Reasons for reading it: I absolutely adored Triton, so when I found a book by the same author that deals with language themes, I pounced on it.
How it came into my hands: Second hand bookshop in Berkeley, though I bought it last year and I've forgotten which exactly by now.
The opening sections of Babel-17 really lived up to my expectations. The world-building and sheer imaginative reach are just awesome, and the way it's doing real hard SF with linguistics as the science is delightful too. I particularly loved the SF version of ghosts. Then it sort of tailed off into a space opera thingy; I laughed at myself when I realized I was getting annoyed with the book for being too exciting. I didn't want to read about a highly dramatic space voyage cum murder mystery, I wanted to explore the cool shiny world more! I think part of the problem is that the action part is just too fast paced; there isn't time to appreciate the full emotional impact. Then it got weird. Some of the weird part worked, some didn't; I found the denouement unsatisfying in a way I can't really put my finger on.

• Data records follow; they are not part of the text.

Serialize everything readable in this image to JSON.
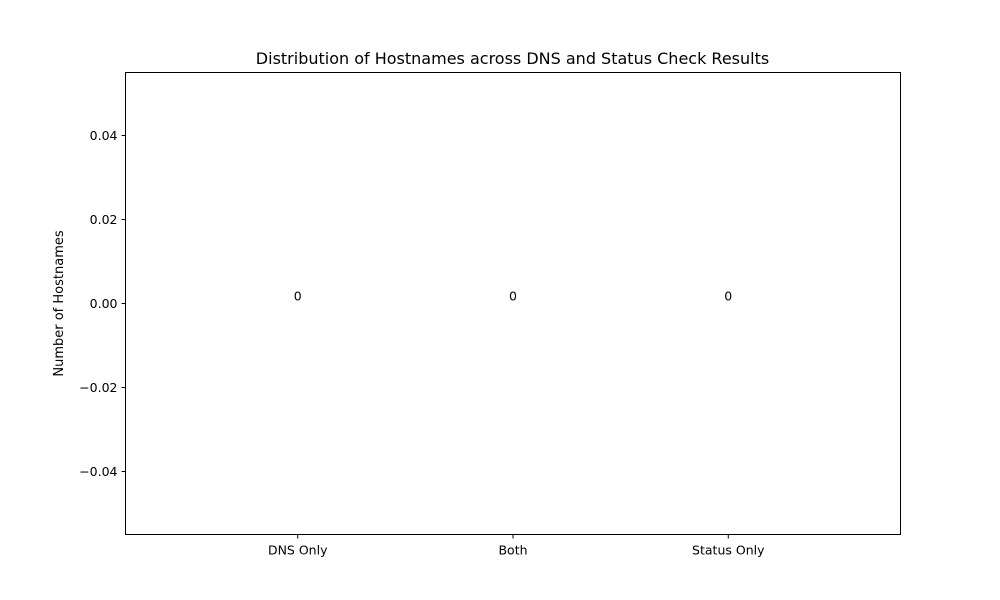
{
  "chart_data": {
    "type": "bar",
    "title": "Distribution of Hostnames across DNS and Status Check Results",
    "xlabel": "",
    "ylabel": "Number of Hostnames",
    "categories": [
      "DNS Only",
      "Both",
      "Status Only"
    ],
    "values": [
      0,
      0,
      0
    ],
    "data_labels": [
      "0",
      "0",
      "0"
    ],
    "ylim": [
      -0.055,
      0.055
    ],
    "yticks": [
      -0.04,
      -0.02,
      0.0,
      0.02,
      0.04
    ],
    "ytick_labels": [
      "−0.04",
      "−0.02",
      "0.00",
      "0.02",
      "0.04"
    ],
    "grid": false,
    "legend": "none",
    "bar_color": "#1f77b4"
  }
}
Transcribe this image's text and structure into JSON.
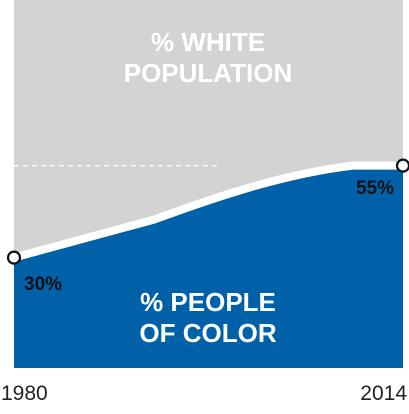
{
  "chart_data": {
    "type": "area",
    "x": [
      1980,
      2014
    ],
    "series": [
      {
        "name": "% PEOPLE OF COLOR",
        "values": [
          30,
          55
        ],
        "color": "#0061a8"
      }
    ],
    "background_series": {
      "name": "% WHITE POPULATION",
      "color": "#d3d3d3"
    },
    "ylim": [
      0,
      100
    ],
    "reference_line": 55,
    "value_labels": [
      "30%",
      "55%"
    ],
    "tick_labels": [
      "1980",
      "2014"
    ],
    "area_labels": {
      "upper": [
        "% WHITE",
        "POPULATION"
      ],
      "lower": [
        "% PEOPLE",
        "OF COLOR"
      ]
    },
    "colors": {
      "people_of_color": "#0061a8",
      "white_population": "#d3d3d3",
      "separator": "#ffffff",
      "marker_fill": "#ffffff",
      "marker_stroke": "#111111"
    }
  }
}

In spite of those criticisms, Babel-17 is unquestionably a good read. I really liked Rydra Wong as a heroine (though her name sounds as if it's on the edge of being a bad pun, somehow). Of course, she's impossibly beautiful and has way too many superpowers, but I wanted to be her far more than is usually the case for that kind of overpowered protagonist. As a character she's believable, even if her abilities are not.
It seems like each individual element of Babel-17 is superlative, but it doesn't quite work as a whole. Which is a shame, because if it coalesced I think it would be my ultimate SF experience (The player of games would come a close second, I think).